たったそれだけで、二人きりの世界が完成した。
顔が近づいてくる。
こういうときって、どうするのが正解?
目はつぶる?
でも、周也の顔が見れなくなるじゃんか。
よし、ギリギリまで開けてよう。
あ、やっぱりハズい。
……うわぁ。
なんだこれ。
キスってふわふわしてるんだな。
いつも見てた唇が、僕のに重なってる。
めちゃくちゃ気持ちいい……
って、息はどうすれば?

「拓海、なに考えてる?」

「ふぁ?!」

触れるか触れないかのところで囁かれて、口の中にまで振動が伝わる。
思わず吐き出した息が混ざり合う。
そのまま離れると、周也が僕の腕を引いた。

「拓海、こっち」

「……ん?うん」

畳に放り出した漫画を拾った。
と思ったら、周也はゴロンとベッドに寝転んだ。

「は?読むの?今?」

「俺、まだ途中だし」

「はぁ……分かったよ。
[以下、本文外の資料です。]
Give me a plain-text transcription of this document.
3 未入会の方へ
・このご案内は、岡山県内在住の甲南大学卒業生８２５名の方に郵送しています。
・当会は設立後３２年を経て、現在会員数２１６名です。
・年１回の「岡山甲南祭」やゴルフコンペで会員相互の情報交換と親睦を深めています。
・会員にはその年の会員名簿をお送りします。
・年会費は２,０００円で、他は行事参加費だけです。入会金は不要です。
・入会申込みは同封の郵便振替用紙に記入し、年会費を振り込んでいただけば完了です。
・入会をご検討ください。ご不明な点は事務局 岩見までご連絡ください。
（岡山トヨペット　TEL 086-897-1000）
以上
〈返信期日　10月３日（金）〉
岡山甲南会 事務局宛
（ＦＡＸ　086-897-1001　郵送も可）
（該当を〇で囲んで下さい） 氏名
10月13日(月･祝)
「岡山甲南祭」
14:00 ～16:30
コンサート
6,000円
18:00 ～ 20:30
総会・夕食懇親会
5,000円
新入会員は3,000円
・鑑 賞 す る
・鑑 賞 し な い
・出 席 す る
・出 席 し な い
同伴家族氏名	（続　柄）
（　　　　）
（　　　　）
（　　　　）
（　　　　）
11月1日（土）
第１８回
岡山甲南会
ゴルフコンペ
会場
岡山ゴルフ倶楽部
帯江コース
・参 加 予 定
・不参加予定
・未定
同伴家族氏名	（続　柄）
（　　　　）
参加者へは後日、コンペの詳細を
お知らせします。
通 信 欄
そっち詰めろ」

周也に背中を向けて横になると、僕に漫画を渡してくる。
そのまま腕が僕の腰に回って、隙間がないくらいすっぽりと抱え込まれた。
二人で一冊の漫画を読む。
それは、あのころと変わらない。
でも、伝わってくる熱も、胸の苦しさも、段違いに甘い。

漫画を開いたけど、どこまで読んだかなんて覚えてない。
これ、周也から見えてんのか?
ちょっと上向きにすればいけるか。
って、重っ!足!
暑いし。
もぞもぞ動くと、周也の息で僕の髪が揺れた。

「この漫画、拓海が好きそうだと思って買ったんだ」

「まじで?!ていうか、僕もなんだけど」

「僕もって?」

「周也が好きそうだから買ってた」

「……俺らって、盛大にすれ違ってたんだな」

「いや、そこは以心伝心ってやつだろ」

しばらくパラパラとページをめくる。
文字なんて頭に入らない。
絵を眺めてるだけ。
周也も同じらしく、僕がページを飛ばしても何も言わなかった。

パタンという音でハッとする。
ウトウトしてたらしい。

「……あ、悪ぃ」

「いいよ。俺も眠い。もう寝よう」

周也が照明のリモコンを操作すると、暗闇に包まれた。
カーテンの隙間から月明かりが漏れている。
どこか遠くで犬の遠吠えが聞こえる。
いつの間にか、頭の下に周也の腕があった。

「僕……泊まるって……言ってない……」

「おばさんに連絡したから大丈夫」

え、そうなの?
言いたくても口が動かない。
完全に脱力。
周也が髪をなでる手が気持ちよすぎて。

「あとで、まなちゃんにお礼しないと」

ふいに呟かれた言葉に、ピクッと肩が揺れた。
それってどういう意味?
でも、やっぱりなにも考えられない。
明日起きたら問い詰めることにしよう。

「拓海、好きだよ」

……なんだよ。
一回しか言わないって言ってたのに。
嘘つき。

周也がぎゅっと抱きしめてくる。
苦しくて、あったかくて、ホッとして。
少し早くなった鼓動さえ心地良い。
周也の腕にそっとキスして、僕は意識を手放した。


五年ぶりに再会した幼馴染には、僕を諦めるつもりはなかったらしい。